Surgery (Nissen Fundoplication)...

Ok...so it dawned on me today that I have this blog...this fabulous blog...that I've never really used. So, I've decided to put it to good use. Perhaps this will keep me from boring people with my status updates on FB. lol

Today's topic? Surgery. This Friday (that's in 2 days, oh my!) I am going under the knife and having a procedure called a Nissen Fundoplication. (say what?) Well, let me back track and fill you in on the why, and then perhaps you'll understand the what.

When I was pregnant with my youngest little guy, C, I began having horrible acid reflux. Now, heartburn is relatively normal during pregnancy, but mine was so bad that they needed to put me on Rx drugs. So, I started taking the "purple pill" (Nexium) during that time and had been on it for approx. 6 years. I had an endoscopy last year that showed I have a medium hiatal hernia (part of my stomach is coming through the opening of my diaphragm- the muscle that separates your thoracic cavity from your abdominal cavity) Then, I started having breakthrough reflux...and then other symptoms...feeling food/drink stuck in my throat ( a lovely lump sensation) and regurgitating everything I ate and drank. So, my gastro dr switched me to another med (I've tried many others before this that didn't work...the purple pill was *the one*). This med helped a little the first few days (perhaps while I still had some Nexium in my system) and then my symptoms came back.

So then i got to go have this fabulous, amazing, wonderful test (note the sarcasm) called a pH Motility test. I was told it was no big deal...they're just going to thread a tube down my nose into my esophagus and test the muscles in my throat as I swallow (to rule out swallowing issues) and then replace that tube with a thinner one, albeit less flexible, that I'll wear for 24 hrs to measure the pH changes in my esophagus (i.e. is acid/food *really* coming up into my throat or am I lying to them?). I warned the staff in the Digestive Health Center that I have a horrible gag reflex, but they said I'd be fine. I threw up all over the place. It was THE. MOST. HORRIBLE. THING. EVER! I survived the first test. Then they switched tubes to the 24 hr one. Yeah, i threw up some more. Then they told me to wear it 24 hrs and eat as normally as possible. EAT? You want me to EAT? I couldn't even talk. For 24 hrs I communicated with hand gestures and written notes....I forced myself to eat 1/2 a normal meal and then gave up.
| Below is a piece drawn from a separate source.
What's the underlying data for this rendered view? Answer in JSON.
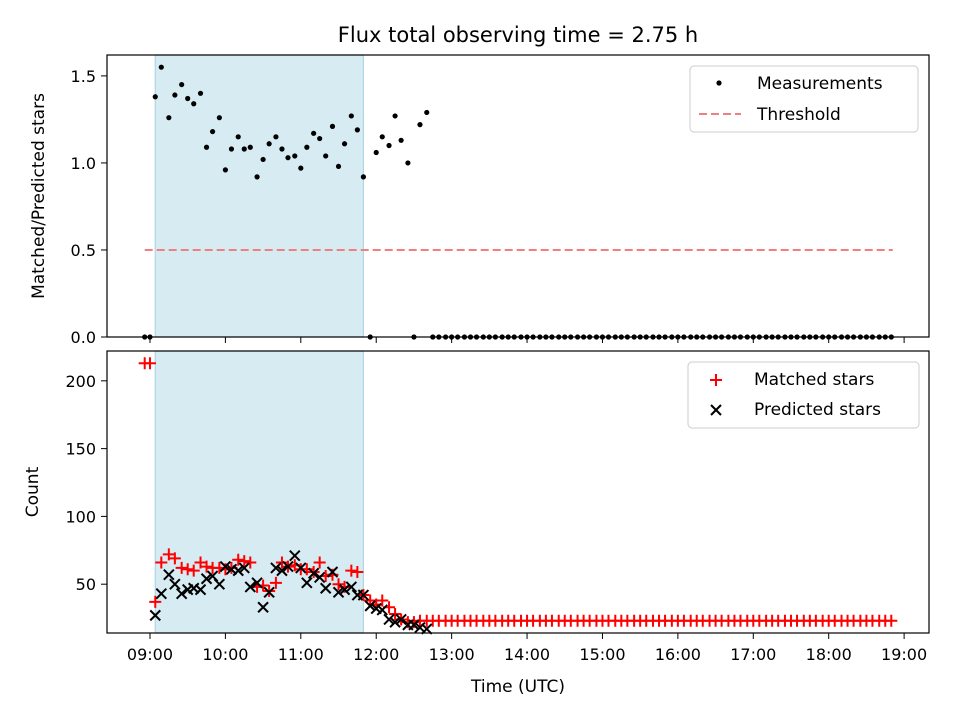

Luckily, I made it through the required time and my test read that I was actually having the symptoms I declared. Gee...glad I could prove that to you.

So, that's what brought me to the surgeon. He's going to pull my stomach back down into my abdominal cavity, sew up the enlarged opening in my diaphragm (hiatal hernia fixed) and then (here's the Nissen Fundoplication part) wrap the fundus (top part of the stomach) around the base of my esophagus, tightening/supporting the LES (lower esophageal sphincter). This will basically make the LES a one way valve, instead of it's natural give and take ability, meaning I will no longer be able to burp or vomit, but also means acid/food won't be able to come back up on a daily basis either! Woo!

While my stomach and related stitches heal and I cope with a tightened opening, I will be living on clear liquids, then full liquids...and then slowly soft foods...very soft foods. I've heard mixed information on how quickly I'll be able to return to a "normal" diet of solids, and have heard from people who have had the procedure that there are some things they still can't eat, but here's my logic...

Rather than pay $30/mo for the rest of my life (which is a LONG time!) for medication that doesn't completely work, feeling uncomfortable for the rest of my life, and risk the precancerous changes that these symptoms can cause...I'll have the surgery and deal with whatever minor food inconveniences I'll encounter. And hey...the Dr said most patients lose about 10% of their body weight! WOOHOO!